Loverboy - Lovin' Every Minute of It - YouTube

"Lovin' Every Minute of It" by Loverboy Year: 1985 Album: Lovin' Every Minute of It Lyrics: I'm not man or machine I'm just something in between ...

In all honesty, it is time for President Trump to begin looking to keep his promises by appointing Christians to the staff, or he might as well go down in history as starting nuclear World War IV, as that is what Dr. Strangepud and his favorite cum drops of John McCain and Lindsey Graham are jacking off for.

WASHINGTON (AP) — President Donald Trump's national security adviser is calling on Russia to re-evaluate its support for Syrian President Bashar Assad, leaving open the possibility of additional U.S. military action against Syria.
In his first televised interview, H.R. McMaster pointed to dual U.S. goals of defeating the Islamic State group and removing Assad from power. As Secretary of State Rex Tillerson was making the Trump administration's first official trip this week to Russia, McMaster said Russia will have to decide whether it wanted to continue backing a "murderous regime." Trump is weighing next steps after ordering airstrikes last week.
"It's very difficult to understand how a political solution could result from the continuation of the Assad regime," McMaster said on "Fox News Sunday."
"Now, we are not saying that we are the ones who are going to effect that change. What we are saying is, other countries have to ask themselves some hard questions. Russia should ask themselves ... Why are we supporting this murderous regime that is committing mass murder of its own population?"

 Truth no longer matters in the Trump Administration, because with Strangepud in charge it is all fake news. Here is a list in the above that McMasters lied about on FOX.

1.There is not a possibility, but a certainty McMasters is going to murder more people, from Americans to Syrians in Syria.
2. Russia has already decided it is standing for peace and against McMaster's genocide in Syria.
3. Christians in  Syria do not view President Assad as a murderous regime, but as their Angel Protector.
4. There already was a political solution with the Assad Government, but McMasters and Ivanka Trump blew it up for nuclear World War IV.
5. Other countries have already asked the hard questions, and from Obama to now Trump, it is the McMaster holocaust fiends who are the problem not the stable nations they are blowing up.

In any event, President Trump just needs to have Dr. Strangepud lie some more, and Rachel Maddow can read it on NBC that Russia blew itself up by hacking into American nukes in order to help Donald Trump keep in place all the Obama rationed death that Americans voted against.
There is no sense in waiting around, because this is what Dr. Strangepud and his semen caste are initiating. Gone are the days in needing Japan to attack Pearl Harbor, or even blame bin Laden for 9 11, because in fake news and fake intelligence, we got Donald Trump hiring whores to piss where the Obama's slept, so just have Hope Hicks type up a top secret dossier and read it to the President, and we can launch a nuclear first strike on Russia and blame them, as that is where this smear against Moscow is going to end up any way.

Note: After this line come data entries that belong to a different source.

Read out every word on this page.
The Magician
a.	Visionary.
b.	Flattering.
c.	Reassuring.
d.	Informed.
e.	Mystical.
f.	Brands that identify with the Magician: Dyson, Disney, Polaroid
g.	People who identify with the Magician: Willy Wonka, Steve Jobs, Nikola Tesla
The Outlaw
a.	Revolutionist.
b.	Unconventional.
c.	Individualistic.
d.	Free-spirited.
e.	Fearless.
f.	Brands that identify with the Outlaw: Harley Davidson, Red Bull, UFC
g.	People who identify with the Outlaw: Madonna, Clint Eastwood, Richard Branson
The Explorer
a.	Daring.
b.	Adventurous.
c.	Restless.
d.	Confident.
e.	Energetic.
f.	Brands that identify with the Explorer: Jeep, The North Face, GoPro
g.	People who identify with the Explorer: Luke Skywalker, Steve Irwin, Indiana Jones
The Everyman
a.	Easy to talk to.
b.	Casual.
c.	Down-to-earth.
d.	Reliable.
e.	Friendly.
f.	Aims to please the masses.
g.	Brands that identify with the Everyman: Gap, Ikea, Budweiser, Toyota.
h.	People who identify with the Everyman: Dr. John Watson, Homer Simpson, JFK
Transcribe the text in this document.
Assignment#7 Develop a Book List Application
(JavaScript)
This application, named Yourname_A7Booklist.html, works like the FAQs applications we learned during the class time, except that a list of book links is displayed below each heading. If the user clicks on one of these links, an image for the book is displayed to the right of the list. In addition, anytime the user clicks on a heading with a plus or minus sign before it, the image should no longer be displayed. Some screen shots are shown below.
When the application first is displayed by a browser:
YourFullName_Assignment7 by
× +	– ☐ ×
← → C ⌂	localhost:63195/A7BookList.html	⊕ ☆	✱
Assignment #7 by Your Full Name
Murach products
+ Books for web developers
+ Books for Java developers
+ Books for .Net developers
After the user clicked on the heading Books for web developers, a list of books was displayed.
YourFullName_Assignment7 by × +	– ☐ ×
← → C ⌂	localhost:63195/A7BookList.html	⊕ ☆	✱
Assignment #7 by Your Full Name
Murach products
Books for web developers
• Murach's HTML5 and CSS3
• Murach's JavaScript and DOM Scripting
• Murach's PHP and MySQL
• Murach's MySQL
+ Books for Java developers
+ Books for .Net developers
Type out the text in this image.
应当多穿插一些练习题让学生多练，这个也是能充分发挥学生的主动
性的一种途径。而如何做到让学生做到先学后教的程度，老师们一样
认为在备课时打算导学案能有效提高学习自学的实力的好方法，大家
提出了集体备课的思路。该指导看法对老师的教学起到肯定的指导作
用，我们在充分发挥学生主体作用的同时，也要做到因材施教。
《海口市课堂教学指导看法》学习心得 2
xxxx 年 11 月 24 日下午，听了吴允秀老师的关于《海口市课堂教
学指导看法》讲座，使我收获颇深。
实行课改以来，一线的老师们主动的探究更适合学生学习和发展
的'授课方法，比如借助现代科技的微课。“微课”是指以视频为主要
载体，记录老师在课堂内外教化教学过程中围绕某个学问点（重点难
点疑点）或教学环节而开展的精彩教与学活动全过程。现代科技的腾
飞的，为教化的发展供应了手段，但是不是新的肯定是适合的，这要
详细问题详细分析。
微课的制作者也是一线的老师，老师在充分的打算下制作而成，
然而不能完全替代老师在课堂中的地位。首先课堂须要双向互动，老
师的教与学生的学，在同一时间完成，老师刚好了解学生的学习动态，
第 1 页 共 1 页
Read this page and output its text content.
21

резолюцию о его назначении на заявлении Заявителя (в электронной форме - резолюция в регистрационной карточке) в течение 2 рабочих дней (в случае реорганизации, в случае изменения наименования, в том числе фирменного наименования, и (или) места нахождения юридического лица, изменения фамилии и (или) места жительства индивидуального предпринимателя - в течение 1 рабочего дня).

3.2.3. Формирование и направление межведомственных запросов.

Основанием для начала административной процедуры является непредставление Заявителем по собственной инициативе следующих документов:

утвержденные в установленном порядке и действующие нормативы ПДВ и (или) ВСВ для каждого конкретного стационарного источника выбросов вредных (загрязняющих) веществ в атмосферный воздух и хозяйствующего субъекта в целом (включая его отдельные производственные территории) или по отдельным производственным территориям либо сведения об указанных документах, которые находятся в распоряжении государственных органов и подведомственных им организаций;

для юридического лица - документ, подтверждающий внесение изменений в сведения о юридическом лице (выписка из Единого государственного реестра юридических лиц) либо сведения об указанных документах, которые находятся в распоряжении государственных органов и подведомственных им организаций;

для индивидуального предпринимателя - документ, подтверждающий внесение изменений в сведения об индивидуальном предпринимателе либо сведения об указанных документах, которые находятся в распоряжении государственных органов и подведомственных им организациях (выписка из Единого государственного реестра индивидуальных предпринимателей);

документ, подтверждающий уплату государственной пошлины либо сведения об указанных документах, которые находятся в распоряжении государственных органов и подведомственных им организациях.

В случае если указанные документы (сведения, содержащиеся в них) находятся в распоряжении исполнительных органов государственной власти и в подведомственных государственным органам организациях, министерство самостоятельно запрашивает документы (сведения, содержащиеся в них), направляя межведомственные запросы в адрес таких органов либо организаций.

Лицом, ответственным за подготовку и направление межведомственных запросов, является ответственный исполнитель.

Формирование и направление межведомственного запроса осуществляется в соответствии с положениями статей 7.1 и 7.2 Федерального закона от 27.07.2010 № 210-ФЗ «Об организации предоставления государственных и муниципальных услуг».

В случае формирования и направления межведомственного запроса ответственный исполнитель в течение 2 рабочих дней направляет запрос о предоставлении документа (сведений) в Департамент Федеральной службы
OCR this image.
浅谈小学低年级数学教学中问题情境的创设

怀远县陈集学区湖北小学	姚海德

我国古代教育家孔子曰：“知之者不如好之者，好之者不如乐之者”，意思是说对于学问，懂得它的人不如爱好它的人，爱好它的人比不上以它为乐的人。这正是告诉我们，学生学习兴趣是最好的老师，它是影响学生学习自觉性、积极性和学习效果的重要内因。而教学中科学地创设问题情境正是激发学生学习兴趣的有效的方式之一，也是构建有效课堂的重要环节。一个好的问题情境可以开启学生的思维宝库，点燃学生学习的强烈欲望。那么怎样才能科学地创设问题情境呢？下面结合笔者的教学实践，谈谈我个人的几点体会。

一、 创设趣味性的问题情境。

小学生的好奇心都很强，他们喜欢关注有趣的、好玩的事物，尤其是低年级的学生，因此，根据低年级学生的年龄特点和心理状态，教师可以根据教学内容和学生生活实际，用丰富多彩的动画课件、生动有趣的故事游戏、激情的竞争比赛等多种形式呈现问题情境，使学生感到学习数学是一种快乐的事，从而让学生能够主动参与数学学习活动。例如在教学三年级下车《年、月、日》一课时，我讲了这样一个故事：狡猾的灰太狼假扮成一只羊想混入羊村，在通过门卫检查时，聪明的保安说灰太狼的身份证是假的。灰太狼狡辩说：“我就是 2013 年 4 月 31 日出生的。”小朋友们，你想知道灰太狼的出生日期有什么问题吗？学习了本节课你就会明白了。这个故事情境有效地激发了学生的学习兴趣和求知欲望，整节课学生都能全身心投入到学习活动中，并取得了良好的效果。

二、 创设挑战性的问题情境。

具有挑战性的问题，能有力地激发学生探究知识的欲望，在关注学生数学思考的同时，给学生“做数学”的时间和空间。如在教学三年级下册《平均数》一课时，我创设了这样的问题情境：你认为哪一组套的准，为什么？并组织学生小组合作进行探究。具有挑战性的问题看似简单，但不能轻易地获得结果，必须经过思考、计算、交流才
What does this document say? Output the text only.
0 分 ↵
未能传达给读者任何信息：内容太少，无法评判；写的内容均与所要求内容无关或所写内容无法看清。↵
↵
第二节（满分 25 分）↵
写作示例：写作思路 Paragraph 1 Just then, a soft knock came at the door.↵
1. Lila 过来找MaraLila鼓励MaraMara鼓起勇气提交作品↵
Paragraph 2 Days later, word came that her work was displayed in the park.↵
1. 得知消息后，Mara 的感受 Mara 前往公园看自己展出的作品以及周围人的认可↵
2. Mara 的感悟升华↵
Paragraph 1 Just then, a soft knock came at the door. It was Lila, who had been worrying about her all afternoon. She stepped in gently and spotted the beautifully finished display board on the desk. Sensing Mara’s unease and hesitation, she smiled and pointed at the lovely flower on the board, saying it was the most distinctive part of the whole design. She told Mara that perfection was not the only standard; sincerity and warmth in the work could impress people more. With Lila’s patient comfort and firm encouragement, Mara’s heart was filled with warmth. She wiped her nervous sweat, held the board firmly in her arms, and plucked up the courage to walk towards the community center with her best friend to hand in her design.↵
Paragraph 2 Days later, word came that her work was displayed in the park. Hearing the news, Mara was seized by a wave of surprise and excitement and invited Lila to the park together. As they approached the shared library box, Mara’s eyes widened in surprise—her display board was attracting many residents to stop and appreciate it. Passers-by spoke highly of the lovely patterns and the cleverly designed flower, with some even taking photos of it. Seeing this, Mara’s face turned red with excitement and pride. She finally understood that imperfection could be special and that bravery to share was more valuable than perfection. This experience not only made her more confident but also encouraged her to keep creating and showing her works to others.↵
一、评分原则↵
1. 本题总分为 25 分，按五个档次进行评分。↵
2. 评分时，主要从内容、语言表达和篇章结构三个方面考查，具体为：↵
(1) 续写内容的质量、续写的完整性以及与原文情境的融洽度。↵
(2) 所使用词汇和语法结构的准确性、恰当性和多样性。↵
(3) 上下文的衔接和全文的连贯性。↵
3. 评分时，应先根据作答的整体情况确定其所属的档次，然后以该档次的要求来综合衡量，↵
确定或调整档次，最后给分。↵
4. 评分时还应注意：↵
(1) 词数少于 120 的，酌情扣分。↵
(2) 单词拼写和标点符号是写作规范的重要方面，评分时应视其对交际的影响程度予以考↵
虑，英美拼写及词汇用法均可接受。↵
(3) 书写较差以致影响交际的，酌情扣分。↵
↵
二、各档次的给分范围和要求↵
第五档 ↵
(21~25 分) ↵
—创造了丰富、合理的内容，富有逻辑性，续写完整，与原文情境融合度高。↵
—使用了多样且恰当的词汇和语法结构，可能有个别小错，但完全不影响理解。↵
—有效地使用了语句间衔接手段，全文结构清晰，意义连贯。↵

Dr. Strangepud, the Lame Cherry is so pleased we to have a Dr. Blowfeld character to enjoy in all the .....well there will not be any history as the world will be existing in huts for 100 years, but at least we can enjoy the rockets red glare and cities vaporized into thin air, as through lies through the night our false flag it waved there.......

Oh let's sing........

Oh say does that Dr. Strangepud still misbehave
In the land of nuclear tyranny
And the American holocaust grave.

You know the left when they were not all Soros funded, actually used to do all this stuff, but now they are cheering the nuclear aborticide of the world, and your physician is Dr. Strangepud.

One more thing, McMaster's needs a Mini Mac like Austin Powers. The Trumpenfuror's kids are sort of bald yet, so why not have Dr. Strangepud carry one around in the shoulder harness as Ivanka started this all and she is never home to feed the kids anyway.